Still, I can't help feeling that all this pseudo-coolness falls flat and feels forced. If any of these win at an awards show, I may just have to eat my hat. While listening to some bygone 80's hit, of course.
October 1, 2009
Baby Talk
In this incredibly round and bulging state, I have become a prime target for a kind of advertising I've never noticed before. Suddenly, sophisticated ideas and lovely language have given way to a kind of dribbly baby talk that, I'm guessing, is supposed to connect with my inner Mommy-to-be--plying me with cute alliterations, mono-syllabic tot-speak and line after line of eye-rolling goo-gooness.
When did I turn from consumer into dribbling moron?
I first noticed this while waiting hours for a RhoGam shot (and not, as I've yet to live down, a Rogain shot) at the hospital. I was leafing through a copy of Pregnancy&Newborn, looking for quick snippits of tips and advice and product descriptions to feed my baby-info overload. Yet instead of being spoken to like an adult, I was coddled and rocked with words like din-din, tummy, meat'n'taters, pre-preggo--and, yes, the dreaded Mumsie. A quick look at their website reveals this bit of saccharine insight:
"Will you depend on convenient disposables to cover your babe's tiny tush... ?"
Now, I've never been a fan of cutsiness. I prefer Vonnegut over Harlequin and The Beatles over... well, anything on the charts today. So perhaps that explains the nauseating feeling I get reading what's intended, I suppose, to be a light-hearted conversation about the cutest subject matter around. But such drivel leaves me incredibly annoyed and, worse, wanting to turn to the woman in the waiting room next to me and say "Have you read this dreadful fluff?"

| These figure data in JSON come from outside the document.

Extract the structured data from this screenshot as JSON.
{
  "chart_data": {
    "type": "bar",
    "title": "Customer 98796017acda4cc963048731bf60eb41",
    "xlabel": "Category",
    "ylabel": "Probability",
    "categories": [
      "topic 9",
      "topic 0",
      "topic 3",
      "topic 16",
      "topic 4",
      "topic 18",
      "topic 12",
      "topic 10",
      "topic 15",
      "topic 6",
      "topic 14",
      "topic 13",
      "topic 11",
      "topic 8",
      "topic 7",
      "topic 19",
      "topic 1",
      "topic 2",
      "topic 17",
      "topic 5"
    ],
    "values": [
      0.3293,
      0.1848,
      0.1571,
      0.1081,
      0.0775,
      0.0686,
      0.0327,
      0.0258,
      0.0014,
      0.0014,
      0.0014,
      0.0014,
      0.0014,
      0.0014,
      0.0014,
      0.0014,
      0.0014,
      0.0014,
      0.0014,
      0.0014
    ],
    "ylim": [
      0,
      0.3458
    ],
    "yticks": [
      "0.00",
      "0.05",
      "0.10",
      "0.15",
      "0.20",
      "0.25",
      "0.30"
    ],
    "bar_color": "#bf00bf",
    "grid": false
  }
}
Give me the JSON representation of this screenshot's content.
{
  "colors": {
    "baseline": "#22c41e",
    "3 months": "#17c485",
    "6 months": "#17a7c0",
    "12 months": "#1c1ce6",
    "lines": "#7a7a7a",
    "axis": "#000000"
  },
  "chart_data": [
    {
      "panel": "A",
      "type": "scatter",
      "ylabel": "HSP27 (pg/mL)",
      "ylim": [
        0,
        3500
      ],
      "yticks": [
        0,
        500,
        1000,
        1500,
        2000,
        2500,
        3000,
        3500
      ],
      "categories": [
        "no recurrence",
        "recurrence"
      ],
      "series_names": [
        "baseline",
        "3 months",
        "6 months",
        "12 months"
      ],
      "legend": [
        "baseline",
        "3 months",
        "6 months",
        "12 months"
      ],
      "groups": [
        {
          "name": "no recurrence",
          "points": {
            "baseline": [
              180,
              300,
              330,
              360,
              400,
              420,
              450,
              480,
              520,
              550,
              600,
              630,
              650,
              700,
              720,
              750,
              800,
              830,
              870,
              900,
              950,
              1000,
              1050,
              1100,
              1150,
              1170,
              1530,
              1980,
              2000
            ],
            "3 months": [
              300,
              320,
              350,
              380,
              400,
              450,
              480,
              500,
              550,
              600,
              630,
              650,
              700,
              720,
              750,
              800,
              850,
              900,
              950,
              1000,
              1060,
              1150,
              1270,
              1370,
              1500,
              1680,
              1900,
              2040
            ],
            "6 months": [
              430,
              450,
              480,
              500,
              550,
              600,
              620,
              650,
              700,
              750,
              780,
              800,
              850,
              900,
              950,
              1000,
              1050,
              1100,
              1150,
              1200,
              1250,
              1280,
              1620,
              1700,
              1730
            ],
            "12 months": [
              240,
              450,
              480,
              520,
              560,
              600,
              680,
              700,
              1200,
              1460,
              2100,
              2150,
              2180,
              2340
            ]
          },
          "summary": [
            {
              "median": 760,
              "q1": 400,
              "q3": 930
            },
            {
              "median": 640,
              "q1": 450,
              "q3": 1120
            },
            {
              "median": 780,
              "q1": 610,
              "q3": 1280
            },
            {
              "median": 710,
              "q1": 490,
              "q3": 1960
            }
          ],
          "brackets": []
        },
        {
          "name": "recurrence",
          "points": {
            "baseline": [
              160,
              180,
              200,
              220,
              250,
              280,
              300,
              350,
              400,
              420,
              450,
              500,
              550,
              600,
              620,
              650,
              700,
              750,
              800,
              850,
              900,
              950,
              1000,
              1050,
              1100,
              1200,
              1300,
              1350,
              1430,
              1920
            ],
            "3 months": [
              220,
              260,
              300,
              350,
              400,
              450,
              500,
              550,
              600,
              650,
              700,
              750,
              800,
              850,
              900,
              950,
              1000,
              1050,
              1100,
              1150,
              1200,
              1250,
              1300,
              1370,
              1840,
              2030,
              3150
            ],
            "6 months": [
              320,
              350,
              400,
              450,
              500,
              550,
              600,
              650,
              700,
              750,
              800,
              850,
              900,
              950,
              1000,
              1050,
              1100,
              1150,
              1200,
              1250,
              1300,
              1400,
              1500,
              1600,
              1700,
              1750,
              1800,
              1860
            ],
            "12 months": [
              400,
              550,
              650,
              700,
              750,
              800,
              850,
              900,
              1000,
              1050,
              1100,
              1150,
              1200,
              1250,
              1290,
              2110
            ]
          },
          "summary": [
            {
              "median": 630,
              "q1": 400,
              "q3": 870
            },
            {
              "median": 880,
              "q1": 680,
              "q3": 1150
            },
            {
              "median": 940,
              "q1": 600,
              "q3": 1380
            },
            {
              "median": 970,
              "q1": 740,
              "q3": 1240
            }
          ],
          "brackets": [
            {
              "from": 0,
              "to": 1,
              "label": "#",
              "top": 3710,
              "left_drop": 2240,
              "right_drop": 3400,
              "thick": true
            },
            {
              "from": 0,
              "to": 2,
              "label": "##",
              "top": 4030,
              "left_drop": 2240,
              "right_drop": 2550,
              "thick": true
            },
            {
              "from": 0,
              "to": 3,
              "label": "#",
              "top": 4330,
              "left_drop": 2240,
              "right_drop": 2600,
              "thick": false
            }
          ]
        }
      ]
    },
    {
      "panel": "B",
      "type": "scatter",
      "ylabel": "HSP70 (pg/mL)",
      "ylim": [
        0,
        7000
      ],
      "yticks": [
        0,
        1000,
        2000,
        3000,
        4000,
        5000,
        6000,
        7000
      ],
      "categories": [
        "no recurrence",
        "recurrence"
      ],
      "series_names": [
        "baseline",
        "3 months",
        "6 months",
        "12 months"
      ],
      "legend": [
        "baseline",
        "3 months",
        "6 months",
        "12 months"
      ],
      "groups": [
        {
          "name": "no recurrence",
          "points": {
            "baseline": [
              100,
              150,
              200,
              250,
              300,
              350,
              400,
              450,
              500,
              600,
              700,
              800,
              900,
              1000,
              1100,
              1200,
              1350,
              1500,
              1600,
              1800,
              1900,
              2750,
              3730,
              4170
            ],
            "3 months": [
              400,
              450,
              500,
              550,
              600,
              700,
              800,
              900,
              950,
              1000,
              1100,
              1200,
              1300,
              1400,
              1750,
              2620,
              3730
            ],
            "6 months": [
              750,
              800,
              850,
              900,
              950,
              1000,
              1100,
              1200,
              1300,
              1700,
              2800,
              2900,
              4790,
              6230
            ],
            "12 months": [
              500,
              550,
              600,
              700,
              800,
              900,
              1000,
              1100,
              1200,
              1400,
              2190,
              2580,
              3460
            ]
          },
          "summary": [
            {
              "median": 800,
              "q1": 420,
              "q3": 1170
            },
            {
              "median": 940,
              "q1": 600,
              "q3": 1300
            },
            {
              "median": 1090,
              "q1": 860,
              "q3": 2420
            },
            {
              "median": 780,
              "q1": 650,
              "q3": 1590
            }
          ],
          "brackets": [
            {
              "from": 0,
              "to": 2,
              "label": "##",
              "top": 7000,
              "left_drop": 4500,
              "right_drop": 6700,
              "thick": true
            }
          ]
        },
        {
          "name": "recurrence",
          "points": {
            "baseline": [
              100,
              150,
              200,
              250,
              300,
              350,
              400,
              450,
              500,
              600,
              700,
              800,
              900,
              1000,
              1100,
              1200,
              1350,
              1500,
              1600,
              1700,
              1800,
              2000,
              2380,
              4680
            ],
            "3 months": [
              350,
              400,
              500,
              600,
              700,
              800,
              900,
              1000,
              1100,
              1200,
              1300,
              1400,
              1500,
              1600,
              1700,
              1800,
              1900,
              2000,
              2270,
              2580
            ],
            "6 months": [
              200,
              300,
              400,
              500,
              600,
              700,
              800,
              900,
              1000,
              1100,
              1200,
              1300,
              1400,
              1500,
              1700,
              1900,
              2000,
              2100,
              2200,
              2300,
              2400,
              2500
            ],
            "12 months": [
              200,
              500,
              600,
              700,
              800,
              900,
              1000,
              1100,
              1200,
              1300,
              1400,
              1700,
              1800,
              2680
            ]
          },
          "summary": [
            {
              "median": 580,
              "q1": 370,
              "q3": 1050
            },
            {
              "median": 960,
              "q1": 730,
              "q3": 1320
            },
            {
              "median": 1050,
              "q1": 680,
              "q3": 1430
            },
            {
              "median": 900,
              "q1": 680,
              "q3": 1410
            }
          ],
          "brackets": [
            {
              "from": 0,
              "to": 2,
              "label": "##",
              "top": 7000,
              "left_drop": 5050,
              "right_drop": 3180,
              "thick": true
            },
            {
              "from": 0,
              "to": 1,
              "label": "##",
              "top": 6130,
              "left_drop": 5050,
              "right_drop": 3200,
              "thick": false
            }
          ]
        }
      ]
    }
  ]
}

Just what do the briefs for these articles and ads say?
TARGET: Moms to be
AGE: 25-35
TONE: Write like they've lost their minds to hormones and can no longer form complete sentences
Yes, dear baby advertising people, I'm a Mom to be. But right now, I'm at home awaiting B-Day, half bored and terribly restless. Soon it will be all-baby-all-the-time, and I will--no doubt--crave a little adult conversation and intelligent insights and wit and anything else that will reconnect me to the land of the all grown up. Keep your cuteness to a minimum and treat me like the consumer I've always been.
Yes, I'm having a baby.
And yes, my mind is filled with baby stuff.
But, for the love of all things holy, keep the ga-ga for your cartoons and give Mumsie a break.